A criação literária, para Rilke, é
uma experiência assustadora: algo terrível permanece sempre oculto
e o escritor precisa saber que há um núcleo impermeável às
palavras. Transformado, pela vocação, em aprendiz de feiticeiro, o
autor submete-se à escassez da revelação – como o relâmpago
cruzando o céu de um anjo. Esse pequeno vislumbre – o Belo, a arte
verdadeira – só pode ser percebido na coragem da solidão.
Penetrar nesse território sagrado é
buscar o humano desprovido de disfarces. Em Cartas a um jovem
poeta, Rilke escreve o roteiro dessa dolorosa passagem em direção
à essência. O ato de arrancar a fantasia cotidiana grudada à carne
não significa apenas recolher-se à solidão seminal da criação.

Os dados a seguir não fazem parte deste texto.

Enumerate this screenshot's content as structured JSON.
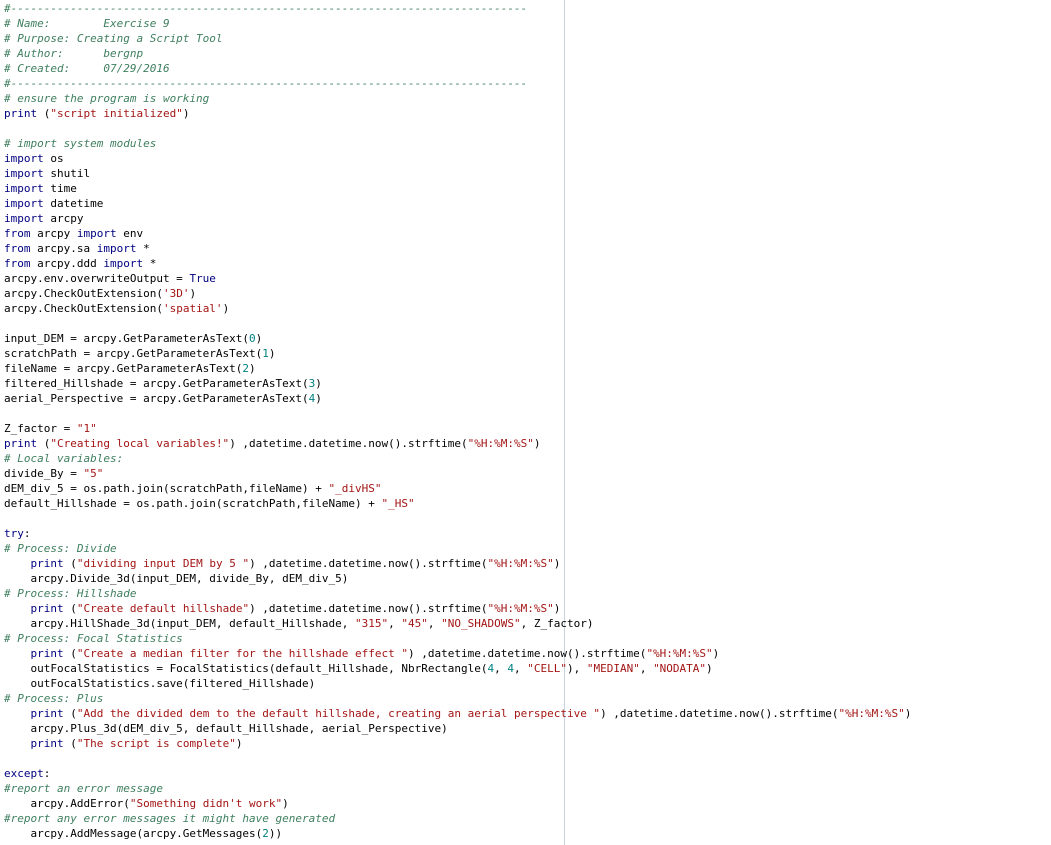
{
  "colors": {
    "background": "#ffffff",
    "comment": "#3f7f5f",
    "keyword": "#000080",
    "string": "#a31515",
    "number": "#008080",
    "text": "#000000",
    "edge_line": "#c9d3e0"
  },
  "lines": [
    [
      [
        "c",
        "#------------------------------------------------------------------------------"
      ]
    ],
    [
      [
        "c",
        "# Name:        Exercise 9"
      ]
    ],
    [
      [
        "c",
        "# Purpose: Creating a Script Tool"
      ]
    ],
    [
      [
        "c",
        "# Author:      bergnp"
      ]
    ],
    [
      [
        "c",
        "# Created:     07/29/2016"
      ]
    ],
    [
      [
        "c",
        "#------------------------------------------------------------------------------"
      ]
    ],
    [
      [
        "c",
        "# ensure the program is working"
      ]
    ],
    [
      [
        "k",
        "print"
      ],
      [
        "p",
        " ("
      ],
      [
        "s",
        "\"script initialized\""
      ],
      [
        "p",
        ")"
      ]
    ],
    [],
    [
      [
        "c",
        "# import system modules"
      ]
    ],
    [
      [
        "k",
        "import"
      ],
      [
        "p",
        " os"
      ]
    ],
    [
      [
        "k",
        "import"
      ],
      [
        "p",
        " shutil"
      ]
    ],
    [
      [
        "k",
        "import"
      ],
      [
        "p",
        " time"
      ]
    ],
    [
      [
        "k",
        "import"
      ],
      [
        "p",
        " datetime"
      ]
    ],
    [
      [
        "k",
        "import"
      ],
      [
        "p",
        " arcpy"
      ]
    ],
    [
      [
        "k",
        "from"
      ],
      [
        "p",
        " arcpy "
      ],
      [
        "k",
        "import"
      ],
      [
        "p",
        " env"
      ]
    ],
    [
      [
        "k",
        "from"
      ],
      [
        "p",
        " arcpy.sa "
      ],
      [
        "k",
        "import"
      ],
      [
        "p",
        " *"
      ]
    ],
    [
      [
        "k",
        "from"
      ],
      [
        "p",
        " arcpy.ddd "
      ],
      [
        "k",
        "import"
      ],
      [
        "p",
        " *"
      ]
    ],
    [
      [
        "p",
        "arcpy.env.overwriteOutput = "
      ],
      [
        "k",
        "True"
      ]
    ],
    [
      [
        "p",
        "arcpy.CheckOutExtension("
      ],
      [
        "s",
        "'3D'"
      ],
      [
        "p",
        ")"
      ]
    ],
    [
      [
        "p",
        "arcpy.CheckOutExtension("
      ],
      [
        "s",
        "'spatial'"
      ],
      [
        "p",
        ")"
      ]
    ],
    [],
    [
      [
        "p",
        "input_DEM = arcpy.GetParameterAsText("
      ],
      [
        "n",
        "0"
      ],
      [
        "p",
        ")"
      ]
    ],
    [
      [
        "p",
        "scratchPath = arcpy.GetParameterAsText("
      ],
      [
        "n",
        "1"
      ],
      [
        "p",
        ")"
      ]
    ],
    [
      [
        "p",
        "fileName = arcpy.GetParameterAsText("
      ],
      [
        "n",
        "2"
      ],
      [
        "p",
        ")"
      ]
    ],
    [
      [
        "p",
        "filtered_Hillshade = arcpy.GetParameterAsText("
      ],
      [
        "n",
        "3"
      ],
      [
        "p",
        ")"
      ]
    ],
    [
      [
        "p",
        "aerial_Perspective = arcpy.GetParameterAsText("
      ],
      [
        "n",
        "4"
      ],
      [
        "p",
        ")"
      ]
    ],
    [],
    [
      [
        "p",
        "Z_factor = "
      ],
      [
        "s",
        "\"1\""
      ]
    ],
    [
      [
        "k",
        "print"
      ],
      [
        "p",
        " ("
      ],
      [
        "s",
        "\"Creating local variables!\""
      ],
      [
        "p",
        ") ,datetime.datetime.now().strftime("
      ],
      [
        "s",
        "\"%H:%M:%S\""
      ],
      [
        "p",
        ")"
      ]
    ],
    [
      [
        "c",
        "# Local variables:"
      ]
    ],
    [
      [
        "p",
        "divide_By = "
      ],
      [
        "s",
        "\"5\""
      ]
    ],
    [
      [
        "p",
        "dEM_div_5 = os.path.join(scratchPath,fileName) + "
      ],
      [
        "s",
        "\"_divHS\""
      ]
    ],
    [
      [
        "p",
        "default_Hillshade = os.path.join(scratchPath,fileName) + "
      ],
      [
        "s",
        "\"_HS\""
      ]
    ],
    [],
    [
      [
        "k",
        "try"
      ],
      [
        "p",
        ":"
      ]
    ],
    [
      [
        "c",
        "# Process: Divide"
      ]
    ],
    [
      [
        "p",
        "    "
      ],
      [
        "k",
        "print"
      ],
      [
        "p",
        " ("
      ],
      [
        "s",
        "\"dividing input DEM by 5 \""
      ],
      [
        "p",
        ") ,datetime.datetime.now().strftime("
      ],
      [
        "s",
        "\"%H:%M:%S\""
      ],
      [
        "p",
        ")"
      ]
    ],
    [
      [
        "p",
        "    arcpy.Divide_3d(input_DEM, divide_By, dEM_div_5)"
      ]
    ],
    [
      [
        "c",
        "# Process: Hillshade"
      ]
    ],
    [
      [
        "p",
        "    "
      ],
      [
        "k",
        "print"
      ],
      [
        "p",
        " ("
      ],
      [
        "s",
        "\"Create default hillshade\""
      ],
      [
        "p",
        ") ,datetime.datetime.now().strftime("
      ],
      [
        "s",
        "\"%H:%M:%S\""
      ],
      [
        "p",
        ")"
      ]
    ],
    [
      [
        "p",
        "    arcpy.HillShade_3d(input_DEM, default_Hillshade, "
      ],
      [
        "s",
        "\"315\""
      ],
      [
        "p",
        ", "
      ],
      [
        "s",
        "\"45\""
      ],
      [
        "p",
        ", "
      ],
      [
        "s",
        "\"NO_SHADOWS\""
      ],
      [
        "p",
        ", Z_factor)"
      ]
    ],
    [
      [
        "c",
        "# Process: Focal Statistics"
      ]
    ],
    [
      [
        "p",
        "    "
      ],
      [
        "k",
        "print"
      ],
      [
        "p",
        " ("
      ],
      [
        "s",
        "\"Create a median filter for the hillshade effect \""
      ],
      [
        "p",
        ") ,datetime.datetime.now().strftime("
      ],
      [
        "s",
        "\"%H:%M:%S\""
      ],
      [
        "p",
        ")"
      ]
    ],
    [
      [
        "p",
        "    outFocalStatistics = FocalStatistics(default_Hillshade, NbrRectangle("
      ],
      [
        "n",
        "4"
      ],
      [
        "p",
        ", "
      ],
      [
        "n",
        "4"
      ],
      [
        "p",
        ", "
      ],
      [
        "s",
        "\"CELL\""
      ],
      [
        "p",
        "), "
      ],
      [
        "s",
        "\"MEDIAN\""
      ],
      [
        "p",
        ", "
      ],
      [
        "s",
        "\"NODATA\""
      ],
      [
        "p",
        ")"
      ]
    ],
    [
      [
        "p",
        "    outFocalStatistics.save(filtered_Hillshade)"
      ]
    ],
    [
      [
        "c",
        "# Process: Plus"
      ]
    ],
    [
      [
        "p",
        "    "
      ],
      [
        "k",
        "print"
      ],
      [
        "p",
        " ("
      ],
      [
        "s",
        "\"Add the divided dem to the default hillshade, creating an aerial perspective \""
      ],
      [
        "p",
        ") ,datetime.datetime.now().strftime("
      ],
      [
        "s",
        "\"%H:%M:%S\""
      ],
      [
        "p",
        ")"
      ]
    ],
    [
      [
        "p",
        "    arcpy.Plus_3d(dEM_div_5, default_Hillshade, aerial_Perspective)"
      ]
    ],
    [
      [
        "p",
        "    "
      ],
      [
        "k",
        "print"
      ],
      [
        "p",
        " ("
      ],
      [
        "s",
        "\"The script is complete\""
      ],
      [
        "p",
        ")"
      ]
    ],
    [],
    [
      [
        "k",
        "except"
      ],
      [
        "p",
        ":"
      ]
    ],
    [
      [
        "c",
        "#report an error message"
      ]
    ],
    [
      [
        "p",
        "    arcpy.AddError("
      ],
      [
        "s",
        "\"Something didn't work\""
      ],
      [
        "p",
        ")"
      ]
    ],
    [
      [
        "c",
        "#report any error messages it might have generated"
      ]
    ],
    [
      [
        "p",
        "    arcpy.AddMessage(arcpy.GetMessages("
      ],
      [
        "n",
        "2"
      ],
      [
        "p",
        "))"
      ]
    ]
  ]
}
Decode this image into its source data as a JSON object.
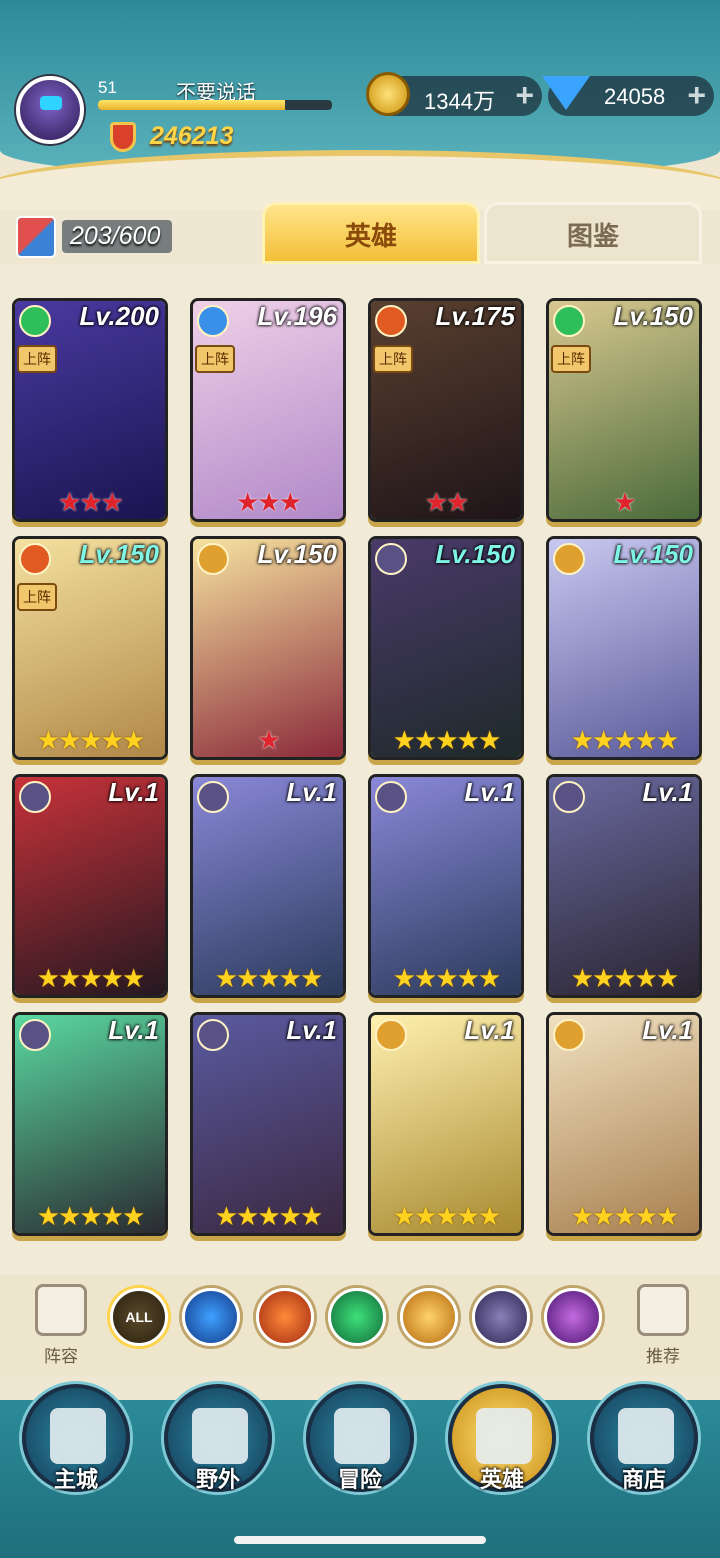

Mas, especialmente, desistir da moeda mais cobiçada, o
reconhecimento, cruzar o pior dos umbrais – a indiferença – e
encontrar o mais amedrontador dos mundos, povoado pela necessidade
absoluta.
Nas palavras dirigidas a Franz Xaver
Kappus, que lhe pediu socorro num momento decisivo da vocação,
Rilke expõe as bases do seu processo criativo. É de sua própria
literatura que está falando, limite que libera o caráter universal
de uma obra considerada difícil. Mas não se trata de uma introdução
ao que parece intrincado nos seus outros livros. É, antes, uma
convivência com eles, uma irmandade – talvez mais feliz na
clareza, mas igualmente soberba na claridade.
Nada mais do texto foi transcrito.